Tweeting house plants

We’re at the dawn of the internet of things. We’ve case study videos for tweeting house plants, fridges for phone calls, connected forks and more. It’s going to change advertising, right? Our Fitbits can order a sports drink for us after detecting exercise, but can’t I just pop into a shop? Do I want my lights to stop working because the internet is down? Every case of iBeacons seems to be about distracting people when they are at their most vulnerable, stressed and overwhelmed by information.

So while I love technology and I’m wildly optimistic about the future, I’d just love technology to be applied better. We’re in an innovation funk where what’s done is painfully driven by what people can do, rather than what people want. Shouldn’t we use technology to solve problems or make things easier?

Idea-led marketing

So I’d like a more mature, idea-led marketing environment and I don’t see this happening by increasing the importance of digital thinking. Instead, we need to change how we work with it. We’ve always thought some of the value of digital experts was in how they can guide us on what is and isn’t possible. For many years this was essential, but things are different now. When technology is making everything possible, it’s better to dream big ideas and make things people never dreamt were possible.
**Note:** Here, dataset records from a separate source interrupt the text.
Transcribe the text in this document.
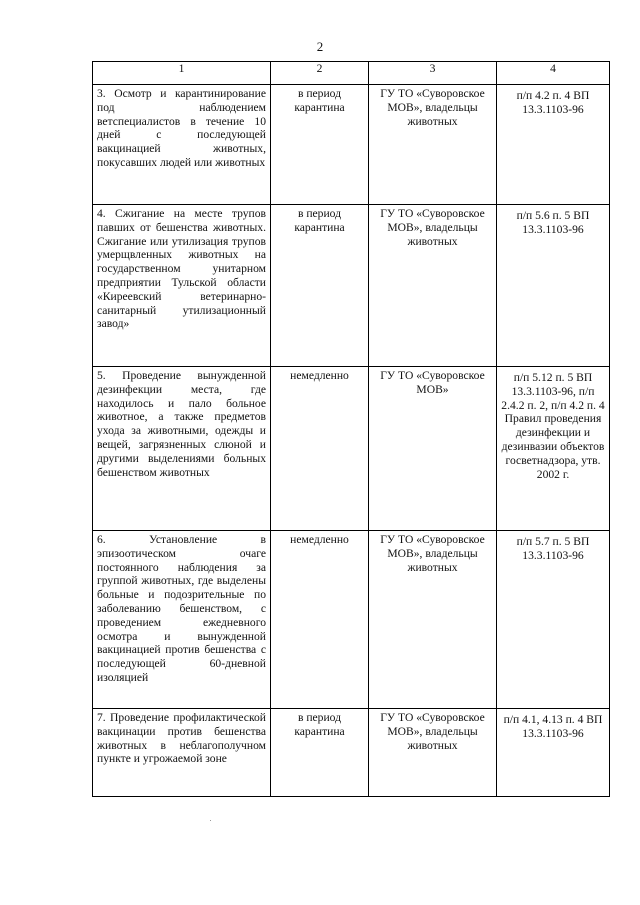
2
1	2	3	4
3. Осмотр и карантинирование под наблюдением ветспециалистов в течение 10 дней с последующей вакцинацией животных, покусавших людей или животных	в период карантина	ГУ ТО «Суворовское МОВ», владельцы животных	п/п 4.2 п. 4 ВП 13.3.1103-96
4. Сжигание на месте трупов павших от бешенства животных. Сжигание или утилизация трупов умерщвленных животных на государственном унитарном предприятии Тульской области «Киреевский ветеринарно-санитарный утилизационный завод»	в период карантина	ГУ ТО «Суворовское МОВ», владельцы животных	п/п 5.6 п. 5 ВП 13.3.1103-96
5. Проведение вынужденной дезинфекции места, где находилось и пало больное животное, а также предметов ухода за животными, одежды и вещей, загрязненных слюной и другими выделениями больных бешенством животных	немедленно	ГУ ТО «Суворовское МОВ»	п/п 5.12 п. 5 ВП 13.3.1103-96, п/п 2.4.2 п. 2, п/п 4.2 п. 4 Правил проведения дезинфекции и дезинвазии объектов госветнадзора, утв. 2002 г.
6. Установление в эпизоотическом очаге постоянного наблюдения за группой животных, где выделены больные и подозрительные по заболеванию бешенством, с проведением ежедневного осмотра и вынужденной вакцинацией против бешенства с последующей 60-дневной изоляцией	немедленно	ГУ ТО «Суворовское МОВ», владельцы животных	п/п 5.7 п. 5 ВП 13.3.1103-96
7. Проведение профилактической вакцинации против бешенства животных в неблагополучном пункте и угрожаемой зоне	в период карантина	ГУ ТО «Суворовское МОВ», владельцы животных	п/п 4.1, 4.13 п. 4 ВП 13.3.1103-96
For me, the future of marketing, advertising and products design is to remove digital talent from the top and put digital thinking at the heart of our business to be driven by everyone. I think the role of specific digital people needs to be in the implementation. They need to shape ideas, to make things possible, to be the producers, they need to serve the idea and people. You wouldn’t expect coders to write the screenplay for the Toy Story movie, yet they are vital. You don’t expect sound engineers to write songs or record them, yet they are the essential team that shapes the final product, but it’s not led or created by them. We need to get comfortable with everyone thinking about the digital world, but digital talent as the support and not the head architects and engineers.

Some think we need to teach our kids to code, maybe we just need to keep them curious and creative. Let’s keep focused on people. We don’t need to think mobile first design or have digitally led agencies, we only need to think about people and ideas to connect with them in the modern world.